For those that don't know, I'm working on a DC Heroes RPG setting that I call "Defenders of the Empire". The setting is essentially an attempt to put late 19th century society into a 4-color comic perspective. There is, of course, the heavy influence from Alan Moore's League of Extraordinary Gentlemen on the general appearence of things, and I've been working on Victorian-era supertech for stuff like most houses having radio-like devices which I call tumbler boxes (which function via vibrations broadcast over cities that are picked up by crystal tumblers on the tops of peoples houses and transmitted to boxes which produce tinny radio-type stuff), or Victorian air forces that look like Victorian-styled WWI era aircraft.
There is, of course, the key team of the British Empire, who give the setting its name. They're basically the Justice League, complete with a leader who was found in a strange metal vessel in Stone Henge and can fly, is superstrong and invulnerable, and can shoot beams of heat from his eyes.
The setting also features reduxes of famous Victorian (and a few Edwardian, and one 1920s) characters, including John Carter (a telepath and astral projector who, despite being American, joined the Defenders of the Empire), Doctor Moreau (a super-villain who was forced to live in seclusion by a world that didn't understand his experiments), Dorian Gray (who's now more the setting's Vandal Savage than anything else), Ebenezer Scrooge (who's like Lex Luthor, with Bob Cratchett as his henchman), and Tarzan (as a travelling superhero, Tarzan being his codename).
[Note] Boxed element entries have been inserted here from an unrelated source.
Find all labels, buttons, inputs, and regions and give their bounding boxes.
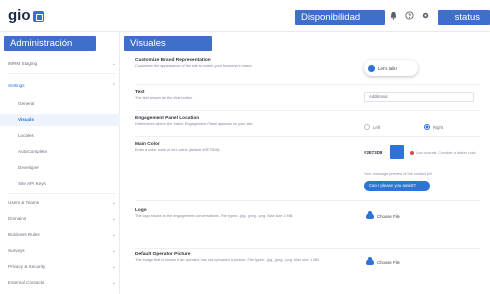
sidebar-item-label: External Contacts [8,280,45,285]
sidebar-item-label: Visuals [18,117,35,122]
radio-button[interactable] [364,124,370,130]
sidebar-item-visuals[interactable]: Visuals [18,114,116,126]
setting-description: The text shown as the chat button. [135,96,194,100]
sidebar-item-developer[interactable]: Developer [18,162,116,174]
sidebar-item-domains[interactable]: Domains ⌄ [8,213,116,225]
main-color-input[interactable]: #2E73D8 [364,150,382,155]
setting-description: The logo shown in the engagement convers… [135,214,294,218]
chevron-down-icon: ⌄ [111,264,116,270]
chevron-up-icon: ⌃ [111,83,116,89]
location-radio-left[interactable]: Left [364,124,380,130]
radio-button[interactable] [424,124,430,130]
sidebar-item-autocomplete[interactable]: AutoComplete [18,146,116,158]
setting-description: Customize the appearance of the site to … [135,64,253,68]
setting-panel-location: Engagement Panel Location Determines whe… [135,116,360,127]
setting-main-color: Main Color Enter a color code or hex val… [135,142,360,153]
radio-label: Left [373,124,381,130]
chevron-down-icon: ⌄ [111,200,116,206]
sidebar-item-label: Business Rules [8,232,40,237]
section-divider [135,110,480,111]
section-divider [135,84,480,85]
help-icon[interactable] [405,11,414,20]
sidebar-item-label: Site API Keys [18,181,46,186]
setting-text: Text The text shown as the chat button. [135,90,360,101]
cloud-upload-icon [366,211,374,219]
chevron-down-icon: ⌄ [111,232,116,238]
contrast-warning: Low contrast. Consider a darker color. [410,151,477,155]
setting-description: Enter a color code or hex value (default… [135,148,221,152]
top-bar: gio [0,0,490,32]
chat-button-text: Let's talk! [378,65,397,71]
button-label: Choose File [377,259,400,265]
sidebar-item-imrm-staging[interactable]: IMRM Staging ⌄ [8,58,116,70]
warning-text: Low contrast. Consider a darker color. [416,151,477,155]
app-logo[interactable]: gio [8,8,44,24]
disponibilidad-label[interactable]: Disponibilidad [295,10,385,25]
sidebar-item-label: Domains [8,216,27,221]
sidebar-item-label: IMRM Staging [8,61,38,66]
sidebar-item-site-api-keys[interactable]: Site API Keys [18,178,116,190]
sidebar-item-settings[interactable]: Settings ⌃ [8,80,116,92]
sidebar-item-general[interactable]: General [18,98,116,110]
chevron-down-icon: ⌄ [111,61,116,67]
top-icon-group [389,11,430,20]
sidebar-item-label: Surveys [8,248,25,253]
button-label: Choose File [377,213,400,219]
sidebar-divider [8,193,116,194]
cloud-upload-icon [366,257,374,265]
main-color-swatch[interactable] [390,145,404,159]
sidebar-item-surveys[interactable]: Surveys ⌄ [8,245,116,257]
warning-icon [410,151,414,155]
gear-icon[interactable] [421,11,430,20]
setting-operator-picture: Default Operator Picture The image that … [135,252,360,263]
setting-description: Determines where the Visitor Engagement … [135,122,254,126]
sidebar-divider [8,73,116,74]
logo-square-icon [32,10,44,22]
status-label[interactable]: status [438,10,490,25]
setting-brand-representation: Customize Brand Representation Customize… [135,58,360,69]
preview-message-bubble: Can I please you assist? [364,181,430,191]
radio-label: Right [433,124,444,130]
sidebar-item-label: Locales [18,133,34,138]
bell-icon[interactable] [389,11,398,20]
sidebar-item-label: AutoComplete [18,149,48,154]
chevron-down-icon: ⌄ [111,248,116,254]
sidebar-item-locales[interactable]: Locales [18,130,116,142]
visuales-section-label: Visuales [124,36,212,51]
sidebar-item-label: Privacy & Security [8,264,46,269]
location-radio-right[interactable]: Right [424,124,443,130]
sidebar-item-label: Developer [18,165,39,170]
sidebar-item-privacy-security[interactable]: Privacy & Security ⌄ [8,261,116,273]
section-divider [135,248,480,249]
chevron-down-icon: ⌄ [111,216,116,222]
section-divider [135,136,480,137]
preview-label: Your message preview of the contact pill [364,172,432,176]
chat-icon [368,64,375,72]
chat-button-preview[interactable]: Let's talk! [364,60,418,76]
setting-description: The image that is shown if an operator h… [135,258,320,262]
setting-logo: Logo The logo shown in the engagement co… [135,208,360,219]
section-divider [135,200,480,201]
sidebar-item-external-contacts[interactable]: External Contacts ⌄ [8,277,116,289]
chevron-down-icon: ⌄ [111,280,116,286]
operator-choose-file-button[interactable]: Choose File [366,256,400,268]
sidebar-item-users-teams[interactable]: Users & Teams ⌄ [8,197,116,209]
admin-section-label: Administración [4,36,96,51]
logo-mark: gio [8,7,31,24]
sidebar-item-label: Settings [8,83,25,88]
logo-choose-file-button[interactable]: Choose File [366,210,400,222]
text-select[interactable]: Additional [364,92,474,102]
sidebar-item-label: Users & Teams [8,200,40,205]
sidebar-item-label: General [18,101,35,106]
sidebar-item-business-rules[interactable]: Business Rules ⌄ [8,229,116,241]
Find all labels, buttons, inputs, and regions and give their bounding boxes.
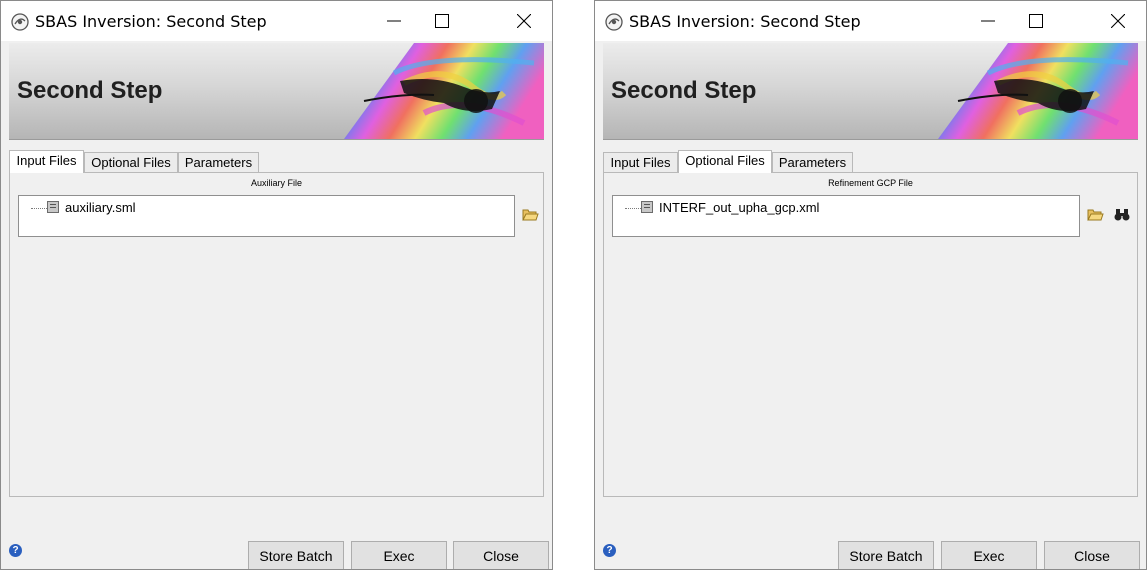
tab-panel: Refinement GCP File INTERF_out_upha_gcp.…: [603, 172, 1138, 497]
title-bar[interactable]: SBAS Inversion: Second Step: [1, 1, 552, 41]
exec-button[interactable]: Exec: [941, 541, 1037, 569]
store-batch-button[interactable]: Store Batch: [838, 541, 934, 569]
file-tree[interactable]: INTERF_out_upha_gcp.xml: [612, 195, 1080, 237]
title-bar[interactable]: SBAS Inversion: Second Step: [595, 1, 1146, 41]
tab-parameters[interactable]: Parameters: [772, 152, 853, 172]
section-label: Refinement GCP File: [828, 178, 913, 188]
close-button[interactable]: Close: [1044, 541, 1140, 569]
file-tree[interactable]: auxiliary.sml: [18, 195, 515, 237]
app-icon: [605, 13, 623, 31]
file-entry[interactable]: INTERF_out_upha_gcp.xml: [659, 200, 819, 215]
window-title: SBAS Inversion: Second Step: [629, 12, 861, 31]
section-label: Auxiliary File: [250, 178, 302, 188]
tab-parameters[interactable]: Parameters: [178, 152, 259, 172]
tree-connector: [31, 208, 47, 209]
dialog-window-optional-files: SBAS Inversion: Second Step Second Step …: [594, 0, 1147, 570]
file-entry[interactable]: auxiliary.sml: [65, 200, 136, 215]
window-title: SBAS Inversion: Second Step: [35, 12, 267, 31]
maximize-button[interactable]: [419, 1, 465, 41]
close-button[interactable]: Close: [453, 541, 549, 569]
tab-optional-files[interactable]: Optional Files: [84, 152, 178, 172]
close-window-button[interactable]: [501, 1, 547, 41]
binoculars-icon[interactable]: [1113, 205, 1131, 223]
help-icon[interactable]: ?: [603, 544, 616, 557]
minimize-button[interactable]: [371, 1, 417, 41]
folder-open-icon[interactable]: [521, 205, 539, 223]
header-banner: Second Step: [9, 43, 544, 140]
tab-panel: Auxiliary File auxiliary.sml: [9, 172, 544, 497]
exec-button[interactable]: Exec: [351, 541, 447, 569]
banner-title: Second Step: [17, 77, 163, 104]
header-banner: Second Step: [603, 43, 1138, 140]
file-icon: [641, 201, 653, 213]
file-icon: [47, 201, 59, 213]
maximize-button[interactable]: [1013, 1, 1059, 41]
tab-input-files[interactable]: Input Files: [9, 150, 84, 173]
help-icon[interactable]: ?: [9, 544, 22, 557]
close-window-button[interactable]: [1095, 1, 1141, 41]
interferogram-image: [938, 43, 1138, 139]
tree-connector: [625, 208, 641, 209]
minimize-button[interactable]: [965, 1, 1011, 41]
store-batch-button[interactable]: Store Batch: [248, 541, 344, 569]
tab-input-files[interactable]: Input Files: [603, 152, 678, 172]
dialog-window-input-files: SBAS Inversion: Second Step Second Step …: [0, 0, 553, 570]
app-icon: [11, 13, 29, 31]
banner-title: Second Step: [611, 77, 757, 104]
tab-optional-files[interactable]: Optional Files: [678, 150, 772, 173]
interferogram-image: [344, 43, 544, 139]
folder-open-icon[interactable]: [1086, 205, 1104, 223]
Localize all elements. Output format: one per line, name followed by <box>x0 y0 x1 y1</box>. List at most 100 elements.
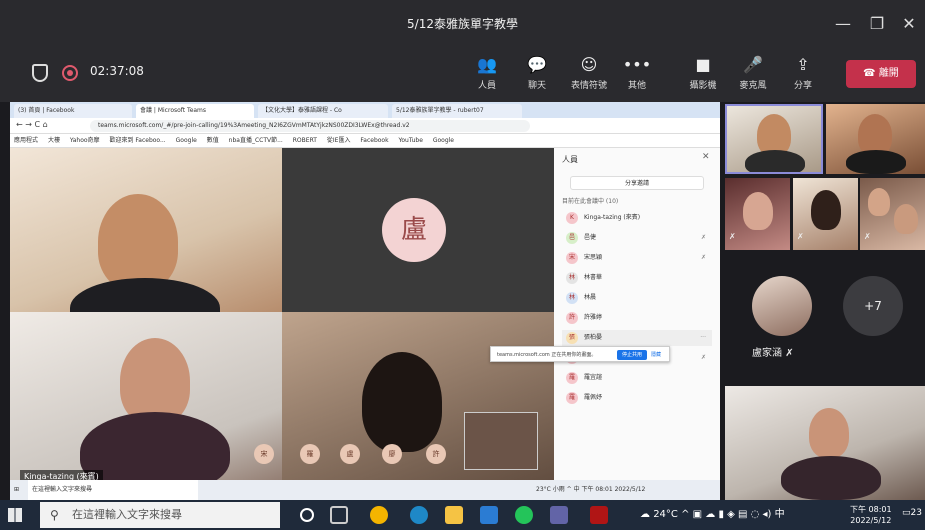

One game that I'm going to be running for a friend is entitled "Jonathan Harker: Agent of Her Majesty", which postulates that the events of Dracula were a clever fiction to cover up the ACTUAL events. The actual events being that Her Majesty's Government has a division that handles supernatural threats to the Empire. Agent Harker and Agent Mina Murray are sent to Romania to stop a Count Dracula (who they know to be a vampire...which is about all they know, they've got a lot of theories on what a vampire is, and how to stop one, but no proof) from joining the Destroyer's of the Empire (the equivilant to the Injustice Gang).
As is obvious, the setting borrows heavily, and steals outright, from DC Comics. There's also a lot of homages to League of Extraordinary Gentlemen, Victorian-era literature, and a good deal of insanity to actually figure out how to smush people into rolls. There are also a lot of just plain made-up villains (Igor makes an appearence as a hunch backed super-scientist villain-for-hire) and heroes (the Imperial, a direct Superman reference), which make the setting amusing.
1 Comments:
Dorian Grey as Vandal Savage! Brilliant!
And I'm becomming more sold on John Carter as time goes by.